Methods: This retrospective study analyzed 911 non-acute promyelocytic leukemia (APL) AML cases. Flow cytometric immunophenotyping was performed using a comprehensive panel of 23 markers. Statistical analysis included univariate and multivariate logistic regression to identify discriminatory markers.
Results: Among 911 patients, 241 (26.5%) were classified as AML-MRC. AML-MRC patients were significantly older (mean age: 55.9 vs. 47.9 years, p < 0.001) and presented with lower WBC counts (median: 8.9 vs. 24.2 × 10^9/L, p < 0.001) compared to non-MRC cases. AML-MRC demonstrated higher expression of CD34 (75.9% vs. 57.6%, p < 0.001), CD41a (10.8% vs. 4.5%, p = 0.002) and CD235a (5.8% vs. 1.2%, p < 0.001), with CD235a showing the highest discriminatory power (OR 4.458, 95% CI 1.720-11.552). For core-binding factor AML, AML with t(8;21) exhibited characteristic expression of CD19 (46.3% vs. 9.4%, p < 0.001) and CD56 (72.5% vs. 34.5%, p < 0.001), while AML with inv(16) showed distinctive CD34 (88.9% vs. 61.7%, p = 0.004) and CD14 (59.3% vs. 18.1%, p < 0.001) expression patterns.

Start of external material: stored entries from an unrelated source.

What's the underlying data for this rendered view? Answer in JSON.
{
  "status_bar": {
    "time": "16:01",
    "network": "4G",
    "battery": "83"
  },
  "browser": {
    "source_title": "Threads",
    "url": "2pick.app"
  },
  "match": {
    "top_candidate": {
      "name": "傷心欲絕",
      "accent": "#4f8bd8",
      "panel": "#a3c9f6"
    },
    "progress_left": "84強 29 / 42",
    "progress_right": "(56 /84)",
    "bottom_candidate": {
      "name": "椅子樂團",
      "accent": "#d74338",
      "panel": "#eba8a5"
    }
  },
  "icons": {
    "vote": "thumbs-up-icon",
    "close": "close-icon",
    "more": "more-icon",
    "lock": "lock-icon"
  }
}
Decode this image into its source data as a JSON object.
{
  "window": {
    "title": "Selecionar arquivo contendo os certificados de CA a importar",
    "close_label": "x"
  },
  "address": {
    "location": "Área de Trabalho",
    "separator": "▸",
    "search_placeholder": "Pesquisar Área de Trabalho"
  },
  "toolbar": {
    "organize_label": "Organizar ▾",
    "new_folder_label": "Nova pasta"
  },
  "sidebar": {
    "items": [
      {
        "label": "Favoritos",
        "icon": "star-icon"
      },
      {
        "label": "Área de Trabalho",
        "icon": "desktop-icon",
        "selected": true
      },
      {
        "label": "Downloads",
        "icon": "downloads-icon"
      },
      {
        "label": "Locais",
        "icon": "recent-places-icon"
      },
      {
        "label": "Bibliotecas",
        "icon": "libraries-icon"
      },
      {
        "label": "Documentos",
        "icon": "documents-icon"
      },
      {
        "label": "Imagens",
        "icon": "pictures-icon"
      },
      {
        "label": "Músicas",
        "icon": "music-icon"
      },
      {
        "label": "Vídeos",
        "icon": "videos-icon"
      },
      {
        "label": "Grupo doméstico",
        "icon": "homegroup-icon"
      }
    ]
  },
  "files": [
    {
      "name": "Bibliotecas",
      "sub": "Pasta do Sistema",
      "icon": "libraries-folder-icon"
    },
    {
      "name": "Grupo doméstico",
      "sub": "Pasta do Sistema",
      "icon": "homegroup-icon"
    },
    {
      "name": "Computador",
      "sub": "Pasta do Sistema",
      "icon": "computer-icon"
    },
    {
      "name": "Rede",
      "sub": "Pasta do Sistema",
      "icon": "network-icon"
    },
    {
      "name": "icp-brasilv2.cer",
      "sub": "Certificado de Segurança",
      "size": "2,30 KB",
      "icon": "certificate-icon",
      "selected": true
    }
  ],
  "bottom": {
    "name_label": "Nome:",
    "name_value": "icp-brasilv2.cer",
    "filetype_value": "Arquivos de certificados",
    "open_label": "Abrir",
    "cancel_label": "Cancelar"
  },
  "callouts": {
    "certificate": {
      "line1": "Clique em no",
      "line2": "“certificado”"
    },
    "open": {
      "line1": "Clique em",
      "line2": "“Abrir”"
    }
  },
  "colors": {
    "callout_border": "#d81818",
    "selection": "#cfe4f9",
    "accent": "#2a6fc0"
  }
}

Conclusion: This study identifies markers that distinguish AML-MRC, including CD235a, CD41a, and CD34. This suggests that acute erythroid leukemia and acute megakaryocytic leukemia are subsets within the AML-MRC category. Additionally, the study validates previously reported immunophenotypic characteristics of AML with t(8;21) and inv(16).